The default value is important when determining the hierarchy between experiments. For example, say source=0 is taken as the default value. For a model to get score from an observation with source=1, it should also agree with the observation with source=0 (but not the other way around).
Constraints limit the searchspace, and also ensures that only reasonable models are generated.
- fixed ( list[ str ] ) : a list of nodes whose functions will not be mutated
- regulate ( dict{ str: list[ str ] } ) : the regulated node (key) is guaranteed to be regulated by the regulators (nodes in the list). i.e., the edge is preserved.
- necessary ( dict{ str: list[ str ] } ) : certain values of the regulators (nodes in the list) are necessary for the activation of the regulated node (key). In case of activation, the regulators being ON is necessary. In case of inhibition, the regulators being OFF is necessary.
- group ( dict{ str: list[ list[ str ] ] } ): the regulators must appear in a group in the regulatory function. In case of {A: [[B,C], [D,E]]}, the regulators B and C must appear together with an AND rule, and same goes with regulators D and E. For example, B & C | D & E, B & C, B & C & D & E are allowed, and B & D, B | E are not allowed.

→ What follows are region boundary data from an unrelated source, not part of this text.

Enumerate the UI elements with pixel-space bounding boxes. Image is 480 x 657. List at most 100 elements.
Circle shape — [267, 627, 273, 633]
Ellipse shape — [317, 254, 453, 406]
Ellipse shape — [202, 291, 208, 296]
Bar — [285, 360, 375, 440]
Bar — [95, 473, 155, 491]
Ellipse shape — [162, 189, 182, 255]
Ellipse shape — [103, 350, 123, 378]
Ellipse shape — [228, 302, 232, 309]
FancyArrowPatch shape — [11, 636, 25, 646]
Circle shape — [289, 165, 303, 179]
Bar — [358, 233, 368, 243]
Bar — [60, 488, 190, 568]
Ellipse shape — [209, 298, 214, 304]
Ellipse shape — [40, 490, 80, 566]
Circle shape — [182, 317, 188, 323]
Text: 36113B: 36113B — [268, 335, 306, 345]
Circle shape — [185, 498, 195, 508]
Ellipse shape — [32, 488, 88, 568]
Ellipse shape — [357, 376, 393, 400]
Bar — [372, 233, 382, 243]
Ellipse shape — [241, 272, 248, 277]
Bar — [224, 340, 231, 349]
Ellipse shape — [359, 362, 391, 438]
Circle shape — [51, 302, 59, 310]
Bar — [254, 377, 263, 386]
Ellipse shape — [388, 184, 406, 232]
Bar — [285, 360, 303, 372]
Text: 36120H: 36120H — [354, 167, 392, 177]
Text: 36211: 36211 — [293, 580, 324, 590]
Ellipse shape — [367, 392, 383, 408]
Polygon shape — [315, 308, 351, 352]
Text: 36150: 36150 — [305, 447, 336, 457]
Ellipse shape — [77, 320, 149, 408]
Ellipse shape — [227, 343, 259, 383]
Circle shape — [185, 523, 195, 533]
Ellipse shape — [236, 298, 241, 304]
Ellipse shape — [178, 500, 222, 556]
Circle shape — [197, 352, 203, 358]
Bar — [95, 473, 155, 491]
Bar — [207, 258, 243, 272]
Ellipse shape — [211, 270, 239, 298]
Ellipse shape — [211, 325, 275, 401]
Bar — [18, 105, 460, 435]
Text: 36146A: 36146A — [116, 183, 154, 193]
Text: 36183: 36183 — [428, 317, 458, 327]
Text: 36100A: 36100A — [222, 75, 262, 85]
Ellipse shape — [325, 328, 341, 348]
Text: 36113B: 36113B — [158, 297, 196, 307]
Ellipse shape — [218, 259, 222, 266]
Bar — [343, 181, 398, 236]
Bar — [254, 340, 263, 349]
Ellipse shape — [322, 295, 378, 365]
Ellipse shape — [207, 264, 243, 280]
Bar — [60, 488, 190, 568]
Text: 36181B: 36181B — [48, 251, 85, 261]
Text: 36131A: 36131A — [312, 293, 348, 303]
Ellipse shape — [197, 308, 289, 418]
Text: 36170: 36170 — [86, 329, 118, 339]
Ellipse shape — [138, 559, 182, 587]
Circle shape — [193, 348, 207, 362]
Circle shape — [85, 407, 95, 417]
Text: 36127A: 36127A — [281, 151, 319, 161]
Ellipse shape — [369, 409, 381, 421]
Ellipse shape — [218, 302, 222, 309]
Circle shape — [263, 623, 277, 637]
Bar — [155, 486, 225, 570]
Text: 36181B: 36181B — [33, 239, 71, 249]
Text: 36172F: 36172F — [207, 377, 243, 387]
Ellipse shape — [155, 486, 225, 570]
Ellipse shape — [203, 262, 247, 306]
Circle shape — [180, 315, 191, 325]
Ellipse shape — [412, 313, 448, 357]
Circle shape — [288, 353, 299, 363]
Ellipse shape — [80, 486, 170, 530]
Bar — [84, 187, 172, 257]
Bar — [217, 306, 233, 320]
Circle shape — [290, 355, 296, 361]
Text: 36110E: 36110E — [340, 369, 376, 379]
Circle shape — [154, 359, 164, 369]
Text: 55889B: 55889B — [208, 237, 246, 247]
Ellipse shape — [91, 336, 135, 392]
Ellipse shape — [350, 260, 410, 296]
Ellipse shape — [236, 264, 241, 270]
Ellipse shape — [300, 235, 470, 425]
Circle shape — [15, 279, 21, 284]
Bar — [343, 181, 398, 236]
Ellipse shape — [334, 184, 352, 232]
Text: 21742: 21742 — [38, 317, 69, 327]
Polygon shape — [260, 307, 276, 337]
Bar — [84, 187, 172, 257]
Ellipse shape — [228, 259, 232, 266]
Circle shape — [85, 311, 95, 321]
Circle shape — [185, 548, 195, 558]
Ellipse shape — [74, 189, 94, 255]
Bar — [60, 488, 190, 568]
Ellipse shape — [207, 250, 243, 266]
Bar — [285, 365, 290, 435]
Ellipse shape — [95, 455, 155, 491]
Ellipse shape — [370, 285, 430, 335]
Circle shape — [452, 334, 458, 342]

- possible_constant ( list[ str ] ): only the nodes in this list are allowed to become constant nodes. The nodes that were constant nodes in the base model can become constant nodes even if they are not on this list.
[ [ regulator, target, sign ], ... ] : Only edges in the edge_pool can be added to the model. "0" represents a negative edge, and "1" represents a positive edge. Added edge can be deleted througout the iterations. Note that having two edges with same regulator and target but with different signs is not allowed.
The genetic algorithm starts from this model. If the start model is not given, the base model is taken as the start model. Note that any edge that is present in the starting model but not in the base model should be included in the pool of extra edges.